Wednesday, December 17, 2014

Christmas Songs: White Christmas


Our look at classic Christmas songs from old Hollywood films continues with Bing Crosby and Marjorie Reynolds (dubbed by Martha Mears) performing White Christmas from Holiday Inn (1942).

White Christmas is one of the best-selling records in music history and the most iconic Christmas song ever written for a Hollywood film.

Legendary composer Irving Berlin wrote White Christmas during the 1938 holiday season. Berlin was in Hollywood writing songs for movie studios while his family stayed back home in New York.  Berlin desperately missed his family and the traditional Christmas-time trappings of snow and decorations so he wrote White Christmas as a way to ease his homesickness.

Holiday-Inn-(1942)---Bing-Crosby,-Marjorie-Reynolds-712695
Bing Crosby serenades Marjorie Reynolds in Holiday Inn (1942).
Berlin had White Christmas in mind for a musical revue that would be made up of songs for each holiday in the year. For the Yuletide number, Berlin planned to have a group of Hollywood sophisticates sitting around a swimming pool singing the wistful Christmas ballad while sipping cocktails and working on their tans. Berlin's original version contained a first verse that sets up the California locale
The lyrics are:
The sun is shining,
The grass is green,
The orange and palm trees sway.
There's never been such a day,
In Beverly Hills, L.A.
But it's December the 24th,
And I'm longing to be up North.
The first verse is rarely heard today, but Barbra Streisand recorded the entire song in 1967 for A Christmas Album.

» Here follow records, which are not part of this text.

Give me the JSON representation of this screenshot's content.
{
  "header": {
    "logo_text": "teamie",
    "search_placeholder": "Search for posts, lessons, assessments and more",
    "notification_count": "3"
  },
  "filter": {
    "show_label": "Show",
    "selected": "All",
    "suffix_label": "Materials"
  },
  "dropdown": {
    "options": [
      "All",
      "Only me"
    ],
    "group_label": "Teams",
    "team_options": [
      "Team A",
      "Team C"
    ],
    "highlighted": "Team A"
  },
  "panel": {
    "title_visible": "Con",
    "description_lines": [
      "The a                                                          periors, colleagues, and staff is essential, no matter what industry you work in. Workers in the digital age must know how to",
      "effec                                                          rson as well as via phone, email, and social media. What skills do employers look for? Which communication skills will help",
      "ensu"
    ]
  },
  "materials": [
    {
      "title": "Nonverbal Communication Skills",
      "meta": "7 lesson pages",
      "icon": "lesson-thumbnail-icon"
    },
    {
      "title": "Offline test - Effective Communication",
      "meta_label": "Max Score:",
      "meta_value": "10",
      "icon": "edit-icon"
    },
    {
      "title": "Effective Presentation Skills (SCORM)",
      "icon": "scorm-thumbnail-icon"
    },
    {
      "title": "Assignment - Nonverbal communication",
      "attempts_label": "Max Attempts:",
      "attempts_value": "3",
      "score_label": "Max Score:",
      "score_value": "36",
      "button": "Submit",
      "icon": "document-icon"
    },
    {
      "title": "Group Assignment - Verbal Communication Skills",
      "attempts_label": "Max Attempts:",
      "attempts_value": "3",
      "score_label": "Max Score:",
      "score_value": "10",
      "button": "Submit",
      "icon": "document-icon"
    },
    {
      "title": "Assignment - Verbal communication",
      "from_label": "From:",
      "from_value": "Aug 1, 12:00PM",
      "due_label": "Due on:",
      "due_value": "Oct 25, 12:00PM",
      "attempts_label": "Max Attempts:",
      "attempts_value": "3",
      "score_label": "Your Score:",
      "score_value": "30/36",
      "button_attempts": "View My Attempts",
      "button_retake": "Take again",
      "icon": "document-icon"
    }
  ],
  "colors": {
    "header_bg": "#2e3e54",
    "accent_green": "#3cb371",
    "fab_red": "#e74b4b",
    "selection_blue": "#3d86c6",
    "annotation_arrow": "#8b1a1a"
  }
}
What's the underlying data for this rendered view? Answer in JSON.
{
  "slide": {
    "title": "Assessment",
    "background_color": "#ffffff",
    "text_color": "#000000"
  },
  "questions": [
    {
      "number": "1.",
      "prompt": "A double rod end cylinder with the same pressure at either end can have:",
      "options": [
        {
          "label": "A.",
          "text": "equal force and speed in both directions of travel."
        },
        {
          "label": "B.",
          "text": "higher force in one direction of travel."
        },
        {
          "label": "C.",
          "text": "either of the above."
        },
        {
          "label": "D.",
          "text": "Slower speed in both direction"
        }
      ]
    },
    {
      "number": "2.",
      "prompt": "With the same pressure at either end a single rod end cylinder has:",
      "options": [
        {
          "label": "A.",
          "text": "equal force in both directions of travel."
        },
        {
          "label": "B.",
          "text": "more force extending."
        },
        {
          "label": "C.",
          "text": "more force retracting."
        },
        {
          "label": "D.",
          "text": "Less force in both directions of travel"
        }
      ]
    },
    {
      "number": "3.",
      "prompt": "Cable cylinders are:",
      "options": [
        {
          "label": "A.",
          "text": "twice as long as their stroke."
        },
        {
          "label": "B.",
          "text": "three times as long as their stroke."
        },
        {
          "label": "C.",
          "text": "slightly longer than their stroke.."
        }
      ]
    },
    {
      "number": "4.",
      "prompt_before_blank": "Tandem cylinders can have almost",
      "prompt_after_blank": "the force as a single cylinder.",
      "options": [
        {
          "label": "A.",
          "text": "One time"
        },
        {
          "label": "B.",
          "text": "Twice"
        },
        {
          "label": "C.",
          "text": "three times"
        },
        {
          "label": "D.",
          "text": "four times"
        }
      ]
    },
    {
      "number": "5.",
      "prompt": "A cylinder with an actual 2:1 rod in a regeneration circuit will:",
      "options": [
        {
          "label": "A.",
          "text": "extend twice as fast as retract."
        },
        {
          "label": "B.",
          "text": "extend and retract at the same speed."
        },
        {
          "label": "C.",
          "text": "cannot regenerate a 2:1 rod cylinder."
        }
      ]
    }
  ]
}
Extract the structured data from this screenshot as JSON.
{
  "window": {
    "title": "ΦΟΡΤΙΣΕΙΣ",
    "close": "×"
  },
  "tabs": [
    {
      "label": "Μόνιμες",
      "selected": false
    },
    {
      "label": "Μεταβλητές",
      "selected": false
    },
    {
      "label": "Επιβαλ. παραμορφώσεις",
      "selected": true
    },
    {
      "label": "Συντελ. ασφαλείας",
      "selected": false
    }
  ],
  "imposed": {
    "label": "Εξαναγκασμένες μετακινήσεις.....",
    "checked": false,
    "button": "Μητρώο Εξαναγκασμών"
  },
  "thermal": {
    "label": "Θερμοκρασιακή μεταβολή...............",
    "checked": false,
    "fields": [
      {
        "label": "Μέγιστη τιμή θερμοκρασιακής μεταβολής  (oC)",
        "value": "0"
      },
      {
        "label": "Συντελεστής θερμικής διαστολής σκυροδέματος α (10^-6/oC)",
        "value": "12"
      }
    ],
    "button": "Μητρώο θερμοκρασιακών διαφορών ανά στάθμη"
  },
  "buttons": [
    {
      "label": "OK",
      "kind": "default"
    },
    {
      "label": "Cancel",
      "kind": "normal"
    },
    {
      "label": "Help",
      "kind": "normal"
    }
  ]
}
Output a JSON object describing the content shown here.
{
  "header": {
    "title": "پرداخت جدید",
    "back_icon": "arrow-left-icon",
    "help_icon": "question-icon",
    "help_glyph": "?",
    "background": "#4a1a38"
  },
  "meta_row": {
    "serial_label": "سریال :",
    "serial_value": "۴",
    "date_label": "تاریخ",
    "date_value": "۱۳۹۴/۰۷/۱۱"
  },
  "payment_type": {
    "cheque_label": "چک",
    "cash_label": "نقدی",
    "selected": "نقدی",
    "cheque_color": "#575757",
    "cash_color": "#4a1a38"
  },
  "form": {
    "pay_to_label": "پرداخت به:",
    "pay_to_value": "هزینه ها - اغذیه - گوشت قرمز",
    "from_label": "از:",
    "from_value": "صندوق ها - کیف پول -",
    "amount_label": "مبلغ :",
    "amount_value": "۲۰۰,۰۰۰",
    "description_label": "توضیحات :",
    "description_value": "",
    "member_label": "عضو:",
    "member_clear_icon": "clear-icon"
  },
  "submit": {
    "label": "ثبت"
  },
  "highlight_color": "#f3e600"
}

Berlin's holiday revue idea was developed into the film, Holiday Inn, starring Bing Crosby, Fred Astaire and Marjorie Reynolds. The film centers around Jim Hardy (Crosby) who leaves his successful show business career to become the proprietor of an inn in Connecticut that is only open on holidays.  White Christmas is introduced early in the film as Hardy shares his hopes and dreams with his love interest, Linda Mason (Marjorie Reynolds). The song is reprised at the end of the film as a way to reunite the star-crossed lovers.

White Christmas Sheet Music

Crosby introduced White Christmas to the public on Christmas Day 1941 on the Kraft Music Hall radio broadcast. The song did not go over well initially, despite Crosby and Berlin's high hopes. The Valentine's Day number from Holiday Inn, Be Careful, It's My Heart, was the first big hit from the film largely due to Frank Sinatra's version of the song with the Tommy Dorsey Orchestra. It wasn't until the autumn of 1942 that White Christmas began to gain in popularity. The song was popular with U.S. soldiers serving in World War II because of the comforting imagery and palpable homesickness in its lyrics. White Christmas eventually took off with the general public. It was the No. 1 song on the Billboard charts in 1942, 1945 and 1946.

Fred Astaire gets ready for his dazzling Fourth of July number in Holiday Inn (1942).
White Christmas hasn't slowed down since the Forties, becoming a pop culture phenomenon that has touched almost every aspect of American life. It was even used by the U.S. military during the Vietnam War as a signal to begin the evacuation of Saigon on April 30, 1975 (clip below). When Secretary of State Henry Kissinger gave the evacuation orders at 11 a.m., White Christmas was broadcast repeatedly across American radio as a signal to personnel that they should assemble at the evacuation points


White Christmas was introduced to a whole new generation when Macaulay Culkin lip-synced to The Drifters 1954 version of the song in the smash hit, Home Alone (1990).


Sources for this article were The Songs of Hollywood by Philip Furia and Laurie Patterson.